NOTTINGHAM, UNITED KINGDOM--(Marketwired - Aug 12, 2014) - Scancell Holdings plc (LSE: SCLP) (AIM: SCLP) ('Scancell' or the 'Company'), the developer of novel immunotherapies for the treatment of cancer, is pleased to announce new data demonstrating that animals treated with a combination of SCIB1, Scancell's ImmunoBody® vaccine in development for the treatment of melanoma, and checkpoint inhibition (blockade of the PD-1 immune checkpoint pathway), showed enhanced tumour destruction and significantly longer survival times than when either treatment was used alone.
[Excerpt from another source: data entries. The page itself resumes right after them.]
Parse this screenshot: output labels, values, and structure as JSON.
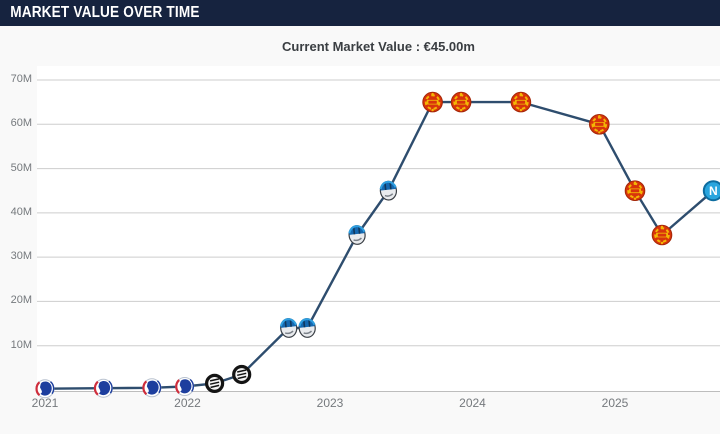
{
  "header": {
    "title": "MARKET VALUE OVER TIME",
    "bg_color": "#16233f",
    "text_color": "#ffffff"
  },
  "subtitle": {
    "label": "Current Market Value : €45.00m"
  },
  "chart_data": {
    "type": "line",
    "title": "Current Market Value : €45.00m",
    "value_unit": "million EUR",
    "current_value": "€45.00m",
    "grid": true,
    "legend": false,
    "line_color": "#2e4d6e",
    "gridline_color": "#cdcdcd",
    "axis_line_color": "#bdbdbd",
    "plot_bg": "#ffffff",
    "page_bg": "#f9f9f9",
    "ylim": [
      0,
      73
    ],
    "xlim": [
      2020.8,
      2025.74
    ],
    "y_ticks": [
      {
        "value": 10,
        "label": "10M"
      },
      {
        "value": 20,
        "label": "20M"
      },
      {
        "value": 30,
        "label": "30M"
      },
      {
        "value": 40,
        "label": "40M"
      },
      {
        "value": 50,
        "label": "50M"
      },
      {
        "value": 60,
        "label": "60M"
      },
      {
        "value": 70,
        "label": "70M"
      }
    ],
    "x_ticks": [
      {
        "value": 2021,
        "label": "2021"
      },
      {
        "value": 2022,
        "label": "2022"
      },
      {
        "value": 2023,
        "label": "2023"
      },
      {
        "value": 2024,
        "label": "2024"
      },
      {
        "value": 2025,
        "label": "2025"
      }
    ],
    "points": [
      {
        "date": 2021.0,
        "value": 0.3,
        "club": "copenhagen"
      },
      {
        "date": 2021.41,
        "value": 0.4,
        "club": "copenhagen"
      },
      {
        "date": 2021.75,
        "value": 0.5,
        "club": "copenhagen"
      },
      {
        "date": 2021.98,
        "value": 0.8,
        "club": "copenhagen"
      },
      {
        "date": 2022.19,
        "value": 1.5,
        "club": "sturm_graz"
      },
      {
        "date": 2022.38,
        "value": 3.5,
        "club": "sturm_graz"
      },
      {
        "date": 2022.71,
        "value": 14,
        "club": "atalanta"
      },
      {
        "date": 2022.84,
        "value": 14,
        "club": "atalanta"
      },
      {
        "date": 2023.19,
        "value": 35,
        "club": "atalanta"
      },
      {
        "date": 2023.41,
        "value": 45,
        "club": "atalanta"
      },
      {
        "date": 2023.72,
        "value": 65,
        "club": "man_united"
      },
      {
        "date": 2023.92,
        "value": 65,
        "club": "man_united"
      },
      {
        "date": 2024.34,
        "value": 65,
        "club": "man_united"
      },
      {
        "date": 2024.89,
        "value": 60,
        "club": "man_united"
      },
      {
        "date": 2025.14,
        "value": 45,
        "club": "man_united"
      },
      {
        "date": 2025.33,
        "value": 35,
        "club": "man_united"
      },
      {
        "date": 2025.69,
        "value": 45,
        "club": "napoli"
      }
    ],
    "clubs": {
      "copenhagen": {
        "name": "FC Copenhagen",
        "icon": "copenhagen-crest",
        "bg": "#ffffff",
        "primary": "#1d3e9e",
        "accent": "#cf2e3c",
        "ring": "#b9c2cf"
      },
      "sturm_graz": {
        "name": "Sturm Graz",
        "icon": "sturm-graz-crest",
        "bg": "#f5f5f5",
        "primary": "#141414",
        "accent": "#141414",
        "ring": "#141414"
      },
      "atalanta": {
        "name": "Atalanta",
        "icon": "atalanta-crest",
        "bg": "#e9ebee",
        "primary": "#1568b0",
        "accent": "#10375c",
        "ring": "#2f9fe0"
      },
      "man_united": {
        "name": "Manchester United",
        "icon": "man-united-crest",
        "bg": "#d8340b",
        "primary": "#f3b705",
        "accent": "#8f1d03",
        "ring": "#a32607"
      },
      "napoli": {
        "name": "Napoli",
        "icon": "napoli-crest",
        "bg": "#29a5de",
        "primary": "#ffffff",
        "accent": "#0e6da0",
        "ring": "#0e6da0",
        "letter": "N"
      }
    }
  }
}
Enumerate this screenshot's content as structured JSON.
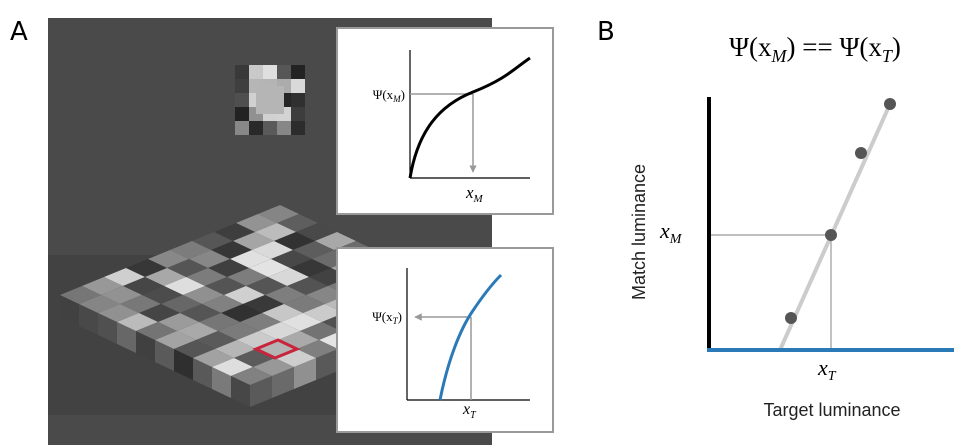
{
  "panels": {
    "a": "A",
    "b": "B"
  },
  "inset_top": {
    "y_label": {
      "pre": "Ψ(x",
      "sub": "M",
      "post": ")"
    },
    "x_label": {
      "base": "x",
      "sub": "M"
    }
  },
  "inset_bottom": {
    "y_label": {
      "pre": "Ψ(x",
      "sub": "T",
      "post": ")"
    },
    "x_label": {
      "base": "x",
      "sub": "T"
    }
  },
  "panel_b": {
    "title": {
      "pre": "Ψ(x",
      "sub1": "M",
      "mid": ") == Ψ(x",
      "sub2": "T",
      "post": ")"
    },
    "y_axis_label": "Match luminance",
    "x_axis_label": "Target luminance",
    "y_marker": {
      "base": "x",
      "sub": "M"
    },
    "x_marker": {
      "base": "x",
      "sub": "T"
    }
  }
}
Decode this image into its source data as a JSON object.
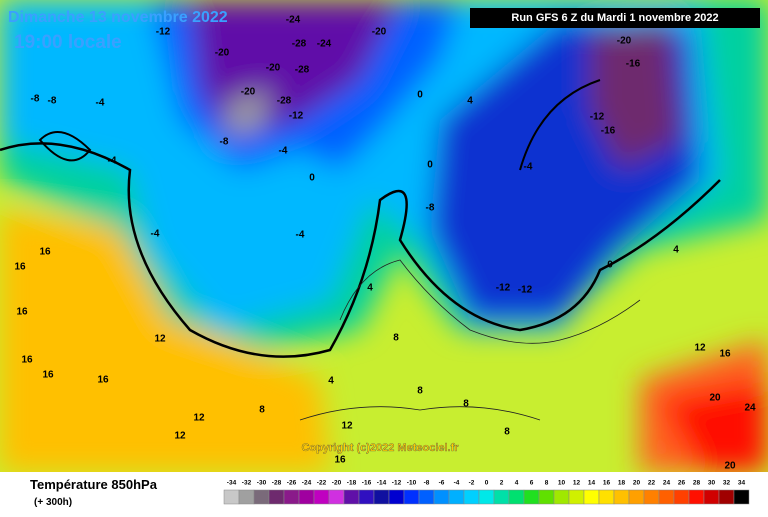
{
  "header": {
    "title": "Dimanche 13 novembre 2022",
    "subtitle": "19:00 locale",
    "run": "Run GFS 6 Z du Mardi 1 novembre 2022"
  },
  "footer": {
    "field": "Température 850hPa",
    "lead": "(+ 300h)",
    "copyright": "Copyright (c)2022 Meteociel.fr"
  },
  "legend": {
    "values": [
      -34,
      -32,
      -30,
      -28,
      -26,
      -24,
      -22,
      -20,
      -18,
      -16,
      -14,
      -12,
      -10,
      -8,
      -6,
      -4,
      -2,
      0,
      2,
      4,
      6,
      8,
      10,
      12,
      14,
      16,
      18,
      20,
      22,
      24,
      26,
      28,
      30,
      32,
      34
    ],
    "colors": [
      "#c8c8c8",
      "#a0a0a0",
      "#7a6a7a",
      "#6e2a6e",
      "#8a1a8a",
      "#a000a0",
      "#c000c0",
      "#d030e0",
      "#6010a8",
      "#3010c0",
      "#1010a0",
      "#0000d0",
      "#0030ff",
      "#0060ff",
      "#0090ff",
      "#00b0ff",
      "#00d0ff",
      "#00e8e8",
      "#00e0a8",
      "#00e070",
      "#20e020",
      "#60e000",
      "#a0e800",
      "#d0f000",
      "#ffff00",
      "#ffe000",
      "#ffc000",
      "#ffa000",
      "#ff8000",
      "#ff6000",
      "#ff4000",
      "#ff1000",
      "#d00000",
      "#a00000",
      "#000000"
    ]
  },
  "map_labels": [
    -12,
    -20,
    -24,
    -24,
    -28,
    -20,
    -20,
    -28,
    -20,
    -28,
    -12,
    -8,
    -8,
    -8,
    -4,
    -4,
    -4,
    -4,
    -4,
    0,
    0,
    4,
    0,
    -8,
    -4,
    -20,
    -16,
    -12,
    -16,
    -12,
    -12,
    0,
    4,
    8,
    8,
    12,
    16,
    16,
    16,
    16,
    16,
    16,
    12,
    12,
    8,
    4,
    12,
    8,
    8,
    16,
    16,
    20,
    24,
    20,
    4,
    12
  ]
}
We have previously shown that administration of SCIB1 alone induced potent tumour-specific T cell responses associated with increased T cell infiltration into the tumour and enhanced proliferation of T cells within the tumour resulting in tumour rejection and long-term survival in 50% of animals. In our new study, PD-1 blockade, when used alone, resulted in tumour rejection and long-term survival in 55% of animals. However, the combination of PD-1 blockade with SCIB1 vaccination further enhanced T cell infiltration, resulting in tumour rejection and long-term survival in 85% of animals. These results highlight the potential benefits of combining SCIB1 with PD-1 blockade in the treatment of cancer.
Checkpoint inhibitors can enable the host immune system to recognise, attack and destroy cancer cells. However, checkpoint inhibitors cannot work on their own if the patient fails to mount an adequate immune response to the tumour. Taking the brake off immunosuppressive T cells with PD-1 blockade, whilst simultaneously pressing the accelerator with active immunotherapies such as SCIB1 is increasingly regarded as the logical next step towards overwhelming the disease and increasing efficacy. These data confirm for the first time that the combination of SCIB1 with PD-1 blockade enhances tumour destruction and prolongs survival in animal models.
Prof Lindy Durrant, Joint CEO of Scancell and Professor of Cancer Immunotherapy at Nottingham University, commented: "The rationale for combining SCIB1 and PD-1 blockade in the clinical setting is increasingly compelling. The high immune response rates demonstrated with our SCIB1 vaccine, teamed with the enhanced T cell infiltration using PD-1 blockade, prolongs survival and strongly supports the hypothesis that combining SCIB1 with checkpoint inhibitors will be even more effective in the treatment of cancer than when either treatment is used alone."
Scancell is developing novel immunotherapies for the treatment of cancer based on its ImmunoBody® and Moditope® technology platforms. Scancell's first ImmunoBody®, SCIB1 is being developed for the treatment of melanoma and is being evaluated in a Phase 1/2 clinical trial. Data from the trial demonstrate that SCIB1 has a marked effect on tumour load, produces a melanoma-specific immune response and highly encouraging survival trend without serious side effects.
Scancell's ImmunoBody® vaccines target dendritic cells and stimulate both parts of the cellular immune system; the helper cell system where inflammation is stimulated at the tumour site; and the cytotoxic T-lymphocyte or CTL response where immune system cells are primed to recognise and kill specific cells.
Scancell has also identified and patented a series of modified epitopes that stimulate the production of killer CD4 T cells that destroy tumours without toxicity. The Directors believe that the Moditope® platform could play a major role in the development of safe and effective cancer immunotherapies in the future.